HoneyHive founder here. Nir and team have built an amazing OSS package and have ...

lukan · 2024-07-17T20:56:21 1721249781

No idea how honest this is (I might have gotten a bit cynical) - but reading this sounds like you guys have a really healthy constructive competition with elements of cooperation! Love to see that.

threeseed · 2024-07-17T19:16:52 1721243812

Your startup is as deceptive as Traceloop.

You make claims like "detect LLM errors like hallucination" even though you have no guaranteed ability to do this.

At best you can assist in detection.

As someone who works at a large enterprise deploying LLMs I can tell you many people are getting pretty tired of the false claims.

nirga · 2024-07-17T19:32:40 1721244760

I replied to you in a different thread, I don't think calling our companies "deceptive" will help you or me get anywhere. While I agree with you that detection will never be hermetic, I don't think this is the goal. By design you'll have hallucinations and the question should be how can you monitor the rate and look for changes and anomalies.

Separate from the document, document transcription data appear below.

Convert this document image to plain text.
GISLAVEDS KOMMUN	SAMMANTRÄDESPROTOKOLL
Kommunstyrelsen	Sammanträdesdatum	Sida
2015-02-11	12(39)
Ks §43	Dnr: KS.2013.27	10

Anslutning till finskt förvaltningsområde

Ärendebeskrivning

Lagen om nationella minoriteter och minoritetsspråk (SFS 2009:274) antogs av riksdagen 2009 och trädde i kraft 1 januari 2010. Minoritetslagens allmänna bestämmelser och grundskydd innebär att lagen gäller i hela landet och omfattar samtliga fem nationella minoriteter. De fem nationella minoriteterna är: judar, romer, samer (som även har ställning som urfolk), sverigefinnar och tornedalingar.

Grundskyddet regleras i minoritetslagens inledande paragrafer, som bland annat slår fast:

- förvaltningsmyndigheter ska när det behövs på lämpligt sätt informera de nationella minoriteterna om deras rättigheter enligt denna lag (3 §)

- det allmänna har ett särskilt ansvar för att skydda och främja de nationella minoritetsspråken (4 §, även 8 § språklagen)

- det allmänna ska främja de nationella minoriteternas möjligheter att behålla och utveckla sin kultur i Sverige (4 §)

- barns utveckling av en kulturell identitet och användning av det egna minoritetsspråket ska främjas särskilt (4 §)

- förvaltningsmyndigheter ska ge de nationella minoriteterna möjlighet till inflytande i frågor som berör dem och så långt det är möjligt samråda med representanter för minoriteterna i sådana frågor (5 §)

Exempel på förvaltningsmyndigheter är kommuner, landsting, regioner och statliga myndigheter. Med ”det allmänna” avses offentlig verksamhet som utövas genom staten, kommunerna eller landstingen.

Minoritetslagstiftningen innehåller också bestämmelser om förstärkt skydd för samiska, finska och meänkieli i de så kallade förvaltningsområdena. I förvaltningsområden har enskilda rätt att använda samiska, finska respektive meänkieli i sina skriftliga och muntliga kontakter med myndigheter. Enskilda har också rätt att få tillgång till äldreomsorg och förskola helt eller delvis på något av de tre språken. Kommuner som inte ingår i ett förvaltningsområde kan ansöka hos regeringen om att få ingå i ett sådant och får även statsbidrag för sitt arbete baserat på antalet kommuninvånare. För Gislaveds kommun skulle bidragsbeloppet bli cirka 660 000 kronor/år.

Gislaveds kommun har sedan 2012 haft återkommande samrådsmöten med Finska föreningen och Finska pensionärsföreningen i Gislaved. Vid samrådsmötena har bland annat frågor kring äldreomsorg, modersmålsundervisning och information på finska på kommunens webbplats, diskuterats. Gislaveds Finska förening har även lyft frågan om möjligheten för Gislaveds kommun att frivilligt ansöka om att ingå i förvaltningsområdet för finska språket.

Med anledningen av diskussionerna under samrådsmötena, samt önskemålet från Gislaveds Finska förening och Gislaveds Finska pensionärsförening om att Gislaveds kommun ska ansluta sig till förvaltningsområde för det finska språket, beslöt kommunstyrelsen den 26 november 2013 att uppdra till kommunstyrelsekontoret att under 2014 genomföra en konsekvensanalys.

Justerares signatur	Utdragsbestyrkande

mshcodes · 2024-07-18T14:37:45 1721313465

Our stance here is most model-graded evaluators from packages like RAGAS and similar don't work well out-of-the-box, and require tons of tuning and alignment (i.e. you need to change the evaluator prompt/criteria, run it against your own traces, and see if you agree with the results, and continue this process in batches over time). We make that process easy in HoneyHive by allowing you to change the underlying evaluator prompt and test it against your recent traces to validate performance: https://docs.honeyhive.ai/evaluators/llm.

The main takeaway is you can't think of model-graded evaluators as static tests that you can set up and forget about; you need to constantly tune, align them, and validate them against your own human judgement (aka treat them like an LLM application in-and-of-itself!). They cannot detect fine-grained errors reliably, but they've been proven to detect extreme outliers well and can serve as a fuzzy signal at best. For anyone interested, here's a great paper on how to align and validate evaluators: https://arxiv.org/pdf/2404.12272

The real solution here is still relying on human judgement as much as possible and using tools that make reading your data easier/scalable. Think of evaluators as a sampling function to reduce the number of traces humans need to manually review. Another point worth noting is deterministic metrics (eg: keyword assertions) often cover ~60-80% of failure modes in the real world and should be used liberally.